We’re working with Francis Oda and Group 70 and boutique investment bankers and we’re already applying for permits for all the things we’re going to do. In fact, we just finalized a $5-million project to connect to the City and County’s Windward sewage system.
Q: When will it be complete and how many students will HPU eventually include?
A: We already have architectural renderings of the plans and we’re looking at adding 400 dorm beds. There would be a series of two-story buildings, including a dining area, a student center, a new academic center, a theater and arts center, a gymnasium, and probably an additional 600 to 700 parking spaces. It’s landscaped to fit into the natural environment.
Nothing is finalized (on completion dates or student numbers). We’ve already gone through the charette process and we’re even making presentations to neighborhood boards and others to garner the support of the community. We want to fit into the environment, and do it right and have a sustainable campus. For instance, there’s going to be a lot of glass used — new kinds of glass that don’t throw off as much heat. Also, the buildings will be situated to use the trade winds, so you don’t have to use as much expensive air conditioning.
Q: Is higher education a growth industry for the state?

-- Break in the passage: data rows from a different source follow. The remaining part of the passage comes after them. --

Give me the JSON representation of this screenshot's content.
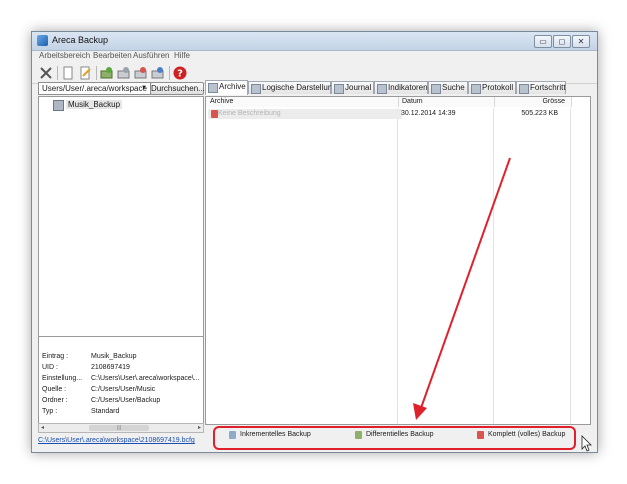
{
  "window": {
    "title": "Areca Backup",
    "btn_min": "▭",
    "btn_max": "◻",
    "btn_close": "✕"
  },
  "menu": [
    "Arbeitsbereich",
    "Bearbeiten",
    "Ausführen",
    "Hilfe"
  ],
  "workspace": {
    "path": "Users/User/.areca/workspace",
    "browse_label": "Durchsuchen..."
  },
  "tree": {
    "items": [
      {
        "label": "Musik_Backup"
      }
    ]
  },
  "info": {
    "rows": [
      {
        "key": "Eintrag :",
        "value": "Musik_Backup"
      },
      {
        "key": "UID :",
        "value": "2108697419"
      },
      {
        "key": "Einstellung...",
        "value": "C:\\Users\\User\\.areca\\workspace\\..."
      },
      {
        "key": "Quelle :",
        "value": "C:/Users/User/Music"
      },
      {
        "key": "Ordner :",
        "value": "C:/Users/User/Backup"
      },
      {
        "key": "Typ :",
        "value": "Standard"
      }
    ]
  },
  "config_link": "C:\\Users\\User\\.areca\\workspace\\2108697419.bcfg",
  "tabs": [
    {
      "label": "Archive",
      "active": true
    },
    {
      "label": "Logische Darstellung",
      "active": false
    },
    {
      "label": "Journal",
      "active": false
    },
    {
      "label": "Indikatoren",
      "active": false
    },
    {
      "label": "Suche",
      "active": false
    },
    {
      "label": "Protokoll",
      "active": false
    },
    {
      "label": "Fortschritt",
      "active": false
    }
  ],
  "table": {
    "headers": [
      "Archive",
      "Datum",
      "Grösse"
    ],
    "rows": [
      {
        "archive": "Keine Beschreibung",
        "datum": "30.12.2014 14:39",
        "groesse": "505.223 KB"
      }
    ]
  },
  "actions": {
    "incremental": "Inkrementelles Backup",
    "differential": "Differentielles Backup",
    "full": "Komplett (volles) Backup"
  },
  "colors": {
    "annotation": "#e0202a",
    "link": "#1a4fb0"
  },
  "icons": [
    "app-icon",
    "tools-icon",
    "new-doc-icon",
    "edit-icon",
    "backup-green-icon",
    "merge-icon",
    "delete-icon",
    "recover-icon",
    "help-icon",
    "database-icon",
    "cursor-icon"
  ]
}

A: The private sector is critically important for the public sector — not just in higher education, but in elementary and secondary education as well. Look at the University of California and Stanford: They compete and stimulate one another and they compete and cooperate, and put together joint ventures in the sciences. In the American educational system, the elite private universities drive excellence. Just think of California without the Claremonts, the Pomonas, the Occidentals. It pushes the public sector, and a strong public sector stimulates the private sector. Competition is a real good thing.